Zukunftsweisend sollte das diesjährige „Blutrittle“, wie Dekan Schmid es nannte, mit seinen drei Pferden jedoch nicht werden. 2021 möchte er wieder in gewohnter Form feiern. Um Menschenansammlungen zu vermeiden, blieben Route und Ziel dieses Jahr bis zuletzt geheim. Dennoch warteten neben den geladenen Vertretern der Kommunen, Oberbürgermeister Markus Ewald von Weingarten und Baienfurts Bürgermeister Günter A. Binder, einige Heiligblutverehrer beim Flurkreuz vor Köpfingen. Sie hielten in ausreichendem Abstand mit Ortspfarrer Bernhard Staudacher und der Reitergruppe einen Stationsgottesdienst.
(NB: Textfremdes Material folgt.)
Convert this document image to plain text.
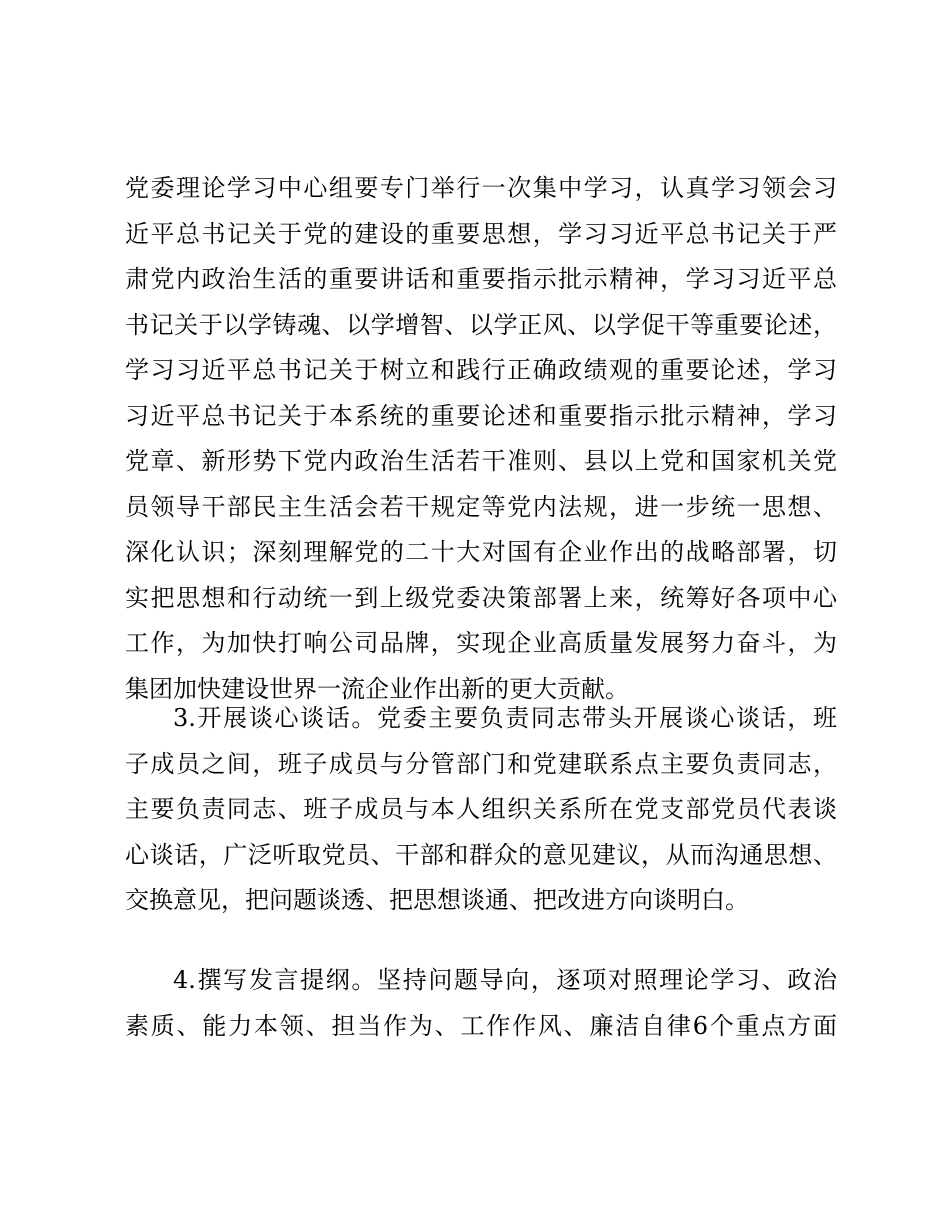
党委理论学习中心组要专门举行一次集中学习，认真学习领会习
近平总书记关于党的建设的重要思想，学习习近平总书记关于严
肃党内政治生活的重要讲话和重要指示批示精神，学习习近平总
书记关于以学铸魂、以学增智、以学正风、以学促干等重要论述，
学习习近平总书记关于树立和践行正确政绩观的重要论述，学习
习近平总书记关于本系统的重要论述和重要指示批示精神，学习
党章、新形势下党内政治生活若干准则、县以上党和国家机关党
员领导干部民主生活会若干规定等党内法规，进一步统一思想、
深化认识；深刻理解党的二十大对国有企业作出的战略部署，切
实把思想和行动统一到上级党委决策部署上来，统筹好各项中心
工作，为加快打响公司品牌，实现企业高质量发展努力奋斗，为
集团加快建设世界一流企业作出新的更大贡献。
3.开展谈心谈话。党委主要负责同志带头开展谈心谈话，班
子成员之间，班子成员与分管部门和党建联系点主要负责同志，
主要负责同志、班子成员与本人组织关系所在党支部党员代表谈
心谈话，广泛听取党员、干部和群众的意见建议，从而沟通思想、
交换意见，把问题谈透、把思想谈通、把改进方向谈明白。
4.撰写发言提纲。坚持问题导向，逐项对照理论学习、政治
素质、能力本领、担当作为、工作作风、廉洁自律6个重点方面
Nicht nur die Feierlichkeiten in und vor der Basilika, sondern auch die Andacht bei Köpfingen kam als Livestream in die Wohnzimmer derer, die in den Vorjahren selbst mitgeritten sind oder am Straßenrand die Prozession verfolgt haben.

Auf dem YouTube-Kanal der Kirchengemeinde St. Martin unter www.youtube.com/c/kirchengemeindestmartinweingarten stehen sie als Videos weiterhin zum Nachschauen zur Verfügung. Um die Verbundenheit mit Weingarten auszudrücken, sandten viele Blutreitergruppen Fotos ihrer Standarten, die während des Festgottesdienstes im Altarraum befestigt waren.

Eine Vielzahl bunter Kerzen während des Rosenkranzgebets am Vorabend, die von einem Mini-Chor angestimmte Blutfreitagshymne „Salvete“ und die feierliche Eucharistiefeier zum Abschluss ließen Blutfreitagsatmosphäre aufkommen, obwohl wegen der Corona-Vorgaben die Lichterprozession auf den Kreuzberg ausfallen musste, in der Basilika nur 120 Personen mitfeiern durften und Mitsingen nicht erlaubt war. Auch und gerade in dieser Zeit erinnere das bisschen Erde mit Blut vermischt daran, dass Gott da ist in unserer Welt, betonte der Rottenburger Offizial Thomas Weißhaar in seiner Predigt beim abschließenden Gottesdienst. Dieser Kern des Blutfreitags war auch in diesem besonderen Jahr erfahrbar.